É claro que Bruno Mezenga é importante. Mas Fagundes está muito longe de ser só isso.
‘Qualquer leitura pode ajudar na formação de uma pessoa’
No livro, Fagundes conta que grande parte de sua formação cultural se deve à infância que teve, guiada pelos conselhos da mãe, Dona Lídia, mulher forte e carinhosa, que se desquitou de seu pai quando o ator tinha entre quatro e cinco anos. Foi dela, que teve educação moderna, que herdou o gosto pelo teatro.
“Lembro que ficava acordado de sábado para domingo esperando mamãe voltar, para ela me contar as peças que via. Ela contava com emoção, chorava se o final não fosse feliz e ria quando era farsa ou comédia. Ela fazia todos os papéis”, recorda-se, em trecho.
Por isso hoje, quando questionado sobre qual obra recomendaria a seu público, não consegue deixar de avaliar as dificuldades educacionais para a formação de uma geração de leitores brasileiros conscientes.
“Estamos falando de um país em que o nível de leitura é de um livro por ano. Acho que qualquer tipo de leitura pode ajudar na formação cultural de uma pessoa. Quem sabe dois por ano, quem sabe aí não estaríamos ajudando na formação cultural do país.”
Biógrafa fala sobre a criação do livro
Autora de “Antonio Fagundes no Palco da História: Um Ator”, Rosangela Patriota falou com a Biblioteca da Vivi sobre o processo de escrita da obra e aproveitou para avaliar a importância de Antonio Fagundes na dramaturgia brasileira. Confira trechos da entrevista:
Biblioteca da Vivi - No livro, vemos que a trajetória de Fagundes se confunde com a do próprio teatro brasileiro. Como foi a escolha por esse formato?
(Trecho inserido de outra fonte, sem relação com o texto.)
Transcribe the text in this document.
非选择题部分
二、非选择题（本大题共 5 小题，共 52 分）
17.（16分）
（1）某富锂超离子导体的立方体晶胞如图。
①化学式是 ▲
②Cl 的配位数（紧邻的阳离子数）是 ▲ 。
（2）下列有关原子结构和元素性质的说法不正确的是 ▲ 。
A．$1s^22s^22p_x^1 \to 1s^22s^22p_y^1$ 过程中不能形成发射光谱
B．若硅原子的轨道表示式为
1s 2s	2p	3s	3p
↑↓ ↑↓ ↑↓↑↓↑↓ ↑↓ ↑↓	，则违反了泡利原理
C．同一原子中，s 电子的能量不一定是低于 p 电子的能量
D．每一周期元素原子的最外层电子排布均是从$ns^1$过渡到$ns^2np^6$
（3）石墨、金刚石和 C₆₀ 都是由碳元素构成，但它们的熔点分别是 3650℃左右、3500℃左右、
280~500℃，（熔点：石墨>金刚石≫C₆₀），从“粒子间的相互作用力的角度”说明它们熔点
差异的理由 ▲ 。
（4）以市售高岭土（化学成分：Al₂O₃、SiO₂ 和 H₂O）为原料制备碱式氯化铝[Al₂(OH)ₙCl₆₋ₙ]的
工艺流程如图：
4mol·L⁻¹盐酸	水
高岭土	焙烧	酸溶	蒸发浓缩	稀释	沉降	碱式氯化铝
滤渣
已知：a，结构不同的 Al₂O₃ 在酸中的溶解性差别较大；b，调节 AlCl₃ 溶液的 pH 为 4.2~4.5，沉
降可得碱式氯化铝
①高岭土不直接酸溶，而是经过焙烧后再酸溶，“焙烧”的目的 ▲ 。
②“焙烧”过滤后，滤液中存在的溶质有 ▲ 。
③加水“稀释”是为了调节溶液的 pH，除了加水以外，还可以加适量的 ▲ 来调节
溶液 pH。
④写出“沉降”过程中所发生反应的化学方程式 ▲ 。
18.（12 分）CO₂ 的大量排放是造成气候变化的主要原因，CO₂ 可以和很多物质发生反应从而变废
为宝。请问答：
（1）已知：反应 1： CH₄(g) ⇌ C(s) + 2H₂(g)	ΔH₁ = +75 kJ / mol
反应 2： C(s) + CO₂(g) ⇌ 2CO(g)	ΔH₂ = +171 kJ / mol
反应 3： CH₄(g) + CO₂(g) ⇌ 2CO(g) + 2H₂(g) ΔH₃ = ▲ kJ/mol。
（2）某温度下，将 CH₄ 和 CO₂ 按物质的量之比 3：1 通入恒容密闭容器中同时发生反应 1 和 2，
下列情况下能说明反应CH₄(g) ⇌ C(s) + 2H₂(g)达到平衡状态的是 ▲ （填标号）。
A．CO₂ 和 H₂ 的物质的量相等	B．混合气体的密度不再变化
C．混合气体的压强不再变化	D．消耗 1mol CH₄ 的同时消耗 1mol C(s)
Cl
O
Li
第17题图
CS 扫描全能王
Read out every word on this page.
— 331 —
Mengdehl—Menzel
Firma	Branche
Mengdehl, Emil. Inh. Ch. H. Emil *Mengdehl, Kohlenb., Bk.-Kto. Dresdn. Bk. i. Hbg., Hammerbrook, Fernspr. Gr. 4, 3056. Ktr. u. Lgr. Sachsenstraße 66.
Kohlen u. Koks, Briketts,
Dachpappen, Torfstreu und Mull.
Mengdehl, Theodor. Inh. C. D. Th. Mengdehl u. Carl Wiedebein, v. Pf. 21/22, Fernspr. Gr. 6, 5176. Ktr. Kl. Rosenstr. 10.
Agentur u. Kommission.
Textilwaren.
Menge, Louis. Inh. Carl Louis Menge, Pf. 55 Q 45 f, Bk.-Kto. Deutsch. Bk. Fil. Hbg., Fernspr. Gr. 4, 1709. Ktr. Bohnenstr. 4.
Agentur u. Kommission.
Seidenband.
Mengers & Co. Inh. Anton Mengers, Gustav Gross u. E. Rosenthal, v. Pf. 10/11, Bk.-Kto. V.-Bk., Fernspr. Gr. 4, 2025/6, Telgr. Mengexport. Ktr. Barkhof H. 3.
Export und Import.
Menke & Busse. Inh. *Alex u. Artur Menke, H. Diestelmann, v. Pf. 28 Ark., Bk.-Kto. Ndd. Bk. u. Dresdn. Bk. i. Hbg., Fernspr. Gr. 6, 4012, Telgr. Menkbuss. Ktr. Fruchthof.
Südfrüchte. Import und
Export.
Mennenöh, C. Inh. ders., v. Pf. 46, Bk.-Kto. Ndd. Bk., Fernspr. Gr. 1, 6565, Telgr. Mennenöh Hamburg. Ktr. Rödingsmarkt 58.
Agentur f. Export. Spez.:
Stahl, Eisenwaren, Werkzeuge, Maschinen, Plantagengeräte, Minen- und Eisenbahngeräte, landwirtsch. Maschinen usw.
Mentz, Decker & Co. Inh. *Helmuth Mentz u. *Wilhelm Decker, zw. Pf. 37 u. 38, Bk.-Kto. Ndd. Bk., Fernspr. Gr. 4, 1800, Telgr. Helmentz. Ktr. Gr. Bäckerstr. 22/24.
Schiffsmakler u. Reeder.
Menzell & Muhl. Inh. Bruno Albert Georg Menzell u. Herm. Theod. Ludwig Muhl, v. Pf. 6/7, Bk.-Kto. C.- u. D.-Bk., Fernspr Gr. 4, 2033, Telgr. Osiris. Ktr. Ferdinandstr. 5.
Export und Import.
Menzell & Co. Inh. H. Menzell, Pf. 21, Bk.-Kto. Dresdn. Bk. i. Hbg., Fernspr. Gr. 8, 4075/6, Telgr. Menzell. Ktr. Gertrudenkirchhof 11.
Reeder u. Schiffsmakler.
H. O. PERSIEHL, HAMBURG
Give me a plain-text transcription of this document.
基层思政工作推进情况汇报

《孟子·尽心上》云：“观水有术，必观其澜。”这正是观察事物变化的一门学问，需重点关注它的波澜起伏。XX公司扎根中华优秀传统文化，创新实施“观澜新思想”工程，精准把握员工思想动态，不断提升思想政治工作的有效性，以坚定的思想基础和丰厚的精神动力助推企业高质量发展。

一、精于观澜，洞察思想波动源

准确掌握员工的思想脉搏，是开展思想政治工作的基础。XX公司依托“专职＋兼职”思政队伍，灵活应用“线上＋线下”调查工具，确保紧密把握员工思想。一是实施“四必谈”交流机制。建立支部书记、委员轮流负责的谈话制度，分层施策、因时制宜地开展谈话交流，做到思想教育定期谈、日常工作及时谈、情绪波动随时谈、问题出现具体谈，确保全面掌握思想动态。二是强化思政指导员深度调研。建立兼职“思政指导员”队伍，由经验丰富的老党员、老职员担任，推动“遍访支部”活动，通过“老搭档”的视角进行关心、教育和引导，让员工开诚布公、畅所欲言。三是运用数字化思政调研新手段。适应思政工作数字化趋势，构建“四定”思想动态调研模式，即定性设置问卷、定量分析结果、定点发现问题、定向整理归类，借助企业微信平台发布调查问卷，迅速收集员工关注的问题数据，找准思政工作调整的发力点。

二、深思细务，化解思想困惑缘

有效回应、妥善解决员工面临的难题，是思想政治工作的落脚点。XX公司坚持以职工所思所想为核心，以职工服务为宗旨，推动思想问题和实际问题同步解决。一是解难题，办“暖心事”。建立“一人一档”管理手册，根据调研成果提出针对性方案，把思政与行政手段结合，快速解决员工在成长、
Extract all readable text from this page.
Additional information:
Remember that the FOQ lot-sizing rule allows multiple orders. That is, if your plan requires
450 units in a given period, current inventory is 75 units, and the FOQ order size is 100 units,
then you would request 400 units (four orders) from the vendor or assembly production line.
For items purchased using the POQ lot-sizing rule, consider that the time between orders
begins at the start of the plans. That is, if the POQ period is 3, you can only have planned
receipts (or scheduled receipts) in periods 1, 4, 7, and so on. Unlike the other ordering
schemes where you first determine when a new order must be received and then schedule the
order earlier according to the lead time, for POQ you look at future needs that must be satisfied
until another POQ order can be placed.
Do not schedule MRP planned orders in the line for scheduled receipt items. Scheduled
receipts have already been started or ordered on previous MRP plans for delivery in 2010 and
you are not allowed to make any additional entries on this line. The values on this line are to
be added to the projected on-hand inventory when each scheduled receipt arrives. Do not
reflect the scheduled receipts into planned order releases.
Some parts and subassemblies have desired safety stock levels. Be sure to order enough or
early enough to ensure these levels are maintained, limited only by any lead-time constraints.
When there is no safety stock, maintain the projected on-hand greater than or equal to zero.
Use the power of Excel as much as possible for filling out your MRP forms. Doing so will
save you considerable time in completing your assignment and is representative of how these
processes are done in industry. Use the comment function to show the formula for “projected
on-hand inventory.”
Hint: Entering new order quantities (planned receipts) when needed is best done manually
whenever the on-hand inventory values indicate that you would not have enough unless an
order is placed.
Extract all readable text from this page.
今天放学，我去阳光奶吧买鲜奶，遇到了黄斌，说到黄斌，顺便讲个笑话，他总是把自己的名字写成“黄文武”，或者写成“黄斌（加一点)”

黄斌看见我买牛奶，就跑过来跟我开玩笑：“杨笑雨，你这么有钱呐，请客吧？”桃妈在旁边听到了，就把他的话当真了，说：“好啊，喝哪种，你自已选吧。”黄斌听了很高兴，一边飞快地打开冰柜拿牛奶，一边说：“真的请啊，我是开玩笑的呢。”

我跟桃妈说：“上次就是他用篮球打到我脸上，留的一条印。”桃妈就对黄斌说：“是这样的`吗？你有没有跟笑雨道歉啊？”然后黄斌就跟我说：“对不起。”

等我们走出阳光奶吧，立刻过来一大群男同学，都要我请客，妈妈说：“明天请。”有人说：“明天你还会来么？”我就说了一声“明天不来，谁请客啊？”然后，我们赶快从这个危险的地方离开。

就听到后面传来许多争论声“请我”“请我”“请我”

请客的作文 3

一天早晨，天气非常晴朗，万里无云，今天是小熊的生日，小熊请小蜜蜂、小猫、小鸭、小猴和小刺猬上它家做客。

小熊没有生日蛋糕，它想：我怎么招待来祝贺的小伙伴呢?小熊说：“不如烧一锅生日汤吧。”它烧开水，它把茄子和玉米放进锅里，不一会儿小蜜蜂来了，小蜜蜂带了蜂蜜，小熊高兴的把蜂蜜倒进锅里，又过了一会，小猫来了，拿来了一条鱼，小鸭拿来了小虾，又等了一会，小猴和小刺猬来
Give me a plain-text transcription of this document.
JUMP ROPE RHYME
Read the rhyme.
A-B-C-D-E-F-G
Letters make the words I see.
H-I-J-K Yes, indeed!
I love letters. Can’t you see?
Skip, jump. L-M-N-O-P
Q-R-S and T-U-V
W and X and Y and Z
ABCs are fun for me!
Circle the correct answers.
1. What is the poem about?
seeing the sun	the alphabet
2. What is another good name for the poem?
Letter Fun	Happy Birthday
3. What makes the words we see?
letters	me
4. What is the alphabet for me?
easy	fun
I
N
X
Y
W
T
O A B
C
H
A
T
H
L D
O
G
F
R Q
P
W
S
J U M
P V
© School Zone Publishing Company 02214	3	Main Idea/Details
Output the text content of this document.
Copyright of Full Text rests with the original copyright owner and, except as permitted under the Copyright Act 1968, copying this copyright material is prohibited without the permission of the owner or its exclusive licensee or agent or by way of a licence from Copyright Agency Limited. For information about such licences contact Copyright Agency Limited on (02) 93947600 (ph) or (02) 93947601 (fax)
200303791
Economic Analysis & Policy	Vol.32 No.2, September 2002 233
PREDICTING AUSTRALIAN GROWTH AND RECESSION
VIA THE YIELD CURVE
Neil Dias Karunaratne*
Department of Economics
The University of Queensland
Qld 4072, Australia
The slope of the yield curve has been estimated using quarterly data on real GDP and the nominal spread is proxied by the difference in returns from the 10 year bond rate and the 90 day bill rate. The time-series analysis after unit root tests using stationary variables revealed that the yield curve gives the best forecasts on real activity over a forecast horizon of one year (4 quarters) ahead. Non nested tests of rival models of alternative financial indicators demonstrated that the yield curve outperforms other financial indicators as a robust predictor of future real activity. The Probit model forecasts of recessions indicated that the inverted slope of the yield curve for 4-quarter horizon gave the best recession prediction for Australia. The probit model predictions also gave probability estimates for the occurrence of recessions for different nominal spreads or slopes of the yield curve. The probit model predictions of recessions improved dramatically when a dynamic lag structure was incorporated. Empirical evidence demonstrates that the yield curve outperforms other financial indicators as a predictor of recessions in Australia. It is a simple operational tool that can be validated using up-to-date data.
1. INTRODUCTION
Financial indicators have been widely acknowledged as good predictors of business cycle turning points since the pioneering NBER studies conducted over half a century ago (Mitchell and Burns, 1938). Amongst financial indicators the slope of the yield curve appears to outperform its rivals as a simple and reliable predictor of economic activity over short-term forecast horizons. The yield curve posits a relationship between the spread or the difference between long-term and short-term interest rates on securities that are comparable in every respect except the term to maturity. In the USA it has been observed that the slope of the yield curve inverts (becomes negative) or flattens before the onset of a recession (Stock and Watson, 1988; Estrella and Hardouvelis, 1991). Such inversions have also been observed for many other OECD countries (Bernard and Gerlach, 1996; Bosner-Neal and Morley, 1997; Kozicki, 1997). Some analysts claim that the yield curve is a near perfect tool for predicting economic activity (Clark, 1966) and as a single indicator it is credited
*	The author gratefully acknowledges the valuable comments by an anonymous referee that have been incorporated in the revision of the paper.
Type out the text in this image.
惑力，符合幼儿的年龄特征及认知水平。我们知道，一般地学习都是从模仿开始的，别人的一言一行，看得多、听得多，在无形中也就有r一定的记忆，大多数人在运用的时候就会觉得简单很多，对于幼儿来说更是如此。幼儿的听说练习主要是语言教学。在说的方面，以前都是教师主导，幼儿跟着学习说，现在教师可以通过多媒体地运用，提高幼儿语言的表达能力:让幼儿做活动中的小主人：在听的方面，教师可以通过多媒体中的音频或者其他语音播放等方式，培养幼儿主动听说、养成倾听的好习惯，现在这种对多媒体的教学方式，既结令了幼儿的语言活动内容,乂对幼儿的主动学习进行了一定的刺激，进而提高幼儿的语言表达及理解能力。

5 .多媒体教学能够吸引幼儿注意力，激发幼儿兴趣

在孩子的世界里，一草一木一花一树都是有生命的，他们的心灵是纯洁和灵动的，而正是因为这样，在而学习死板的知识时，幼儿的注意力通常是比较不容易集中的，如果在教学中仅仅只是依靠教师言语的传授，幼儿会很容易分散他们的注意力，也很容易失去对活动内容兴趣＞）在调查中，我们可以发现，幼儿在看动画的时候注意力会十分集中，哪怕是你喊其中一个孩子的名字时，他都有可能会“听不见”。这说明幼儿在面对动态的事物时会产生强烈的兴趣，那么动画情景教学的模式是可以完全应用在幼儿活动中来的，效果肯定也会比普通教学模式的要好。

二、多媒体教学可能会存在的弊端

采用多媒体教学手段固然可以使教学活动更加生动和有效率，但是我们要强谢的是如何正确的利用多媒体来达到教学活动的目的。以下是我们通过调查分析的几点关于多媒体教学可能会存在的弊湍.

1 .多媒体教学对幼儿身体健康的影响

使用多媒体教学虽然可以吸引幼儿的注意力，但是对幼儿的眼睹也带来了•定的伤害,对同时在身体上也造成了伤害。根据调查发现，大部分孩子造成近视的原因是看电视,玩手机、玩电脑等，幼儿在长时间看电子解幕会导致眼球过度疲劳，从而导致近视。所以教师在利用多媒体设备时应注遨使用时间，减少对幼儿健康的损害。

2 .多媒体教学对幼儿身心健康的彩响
Rosângela Patriota - No que se refere a Fagundes, ele tem um lugar fundamental no teatro brasileiro contemporâneo. No entanto, a sua contribuição, até então, nunca fora estudada. Inicialmente, o meu foco privilegiado seria a década de 1980. A força do conjunto de sua trajetória, porém, é tão significativa que a minha opção foi abranger o processo no qual o jovem Antonio da Silva Fagundes Filho tornou-se Antonio Fagundes.
O trabalho de pesquisa do livro foi grande. O que foi mais difícil: coletar dados ou organizá-los depois?
Foi uma pesquisa trabalhosa e complexa. No que diz respeito à elaboração da estrutura do livro, o intuito não era elaborar apenas uma narrativa cronológica. Havia o desafio de construir um enredo que conseguisse problematizar e, acima de tudo, envolver o leitor na trama histórica.
Acha que essa é uma boa forma de aproximar o público do trabalho do autor?
É evidente que o ordenamento da narrativa é responsabilidade minha, mas existem inúmeras vozes presentes: a minha, a de Fagundes, a de inúmeros críticos, de intelectuais e, principalmente, de pessoas que compõem o seu público, o que, sem dúvida, é algo raro de conseguir reunir em um só texto.
Como você avalia a importância de Fagundes para a cultura nacional?
Ele foi formado em um ambiente em que o palco não se dissociava das questões políticas e culturais. O país mudou, o teatro brasileiro se transformou, e Fagundes também. No entanto, ele não perdeu a capacidade reflexiva e intelectual. Ao contrário, ele a refinou e a redimensionou com as novas conjunturas. O resultado disso é que tem um público que o acompanha.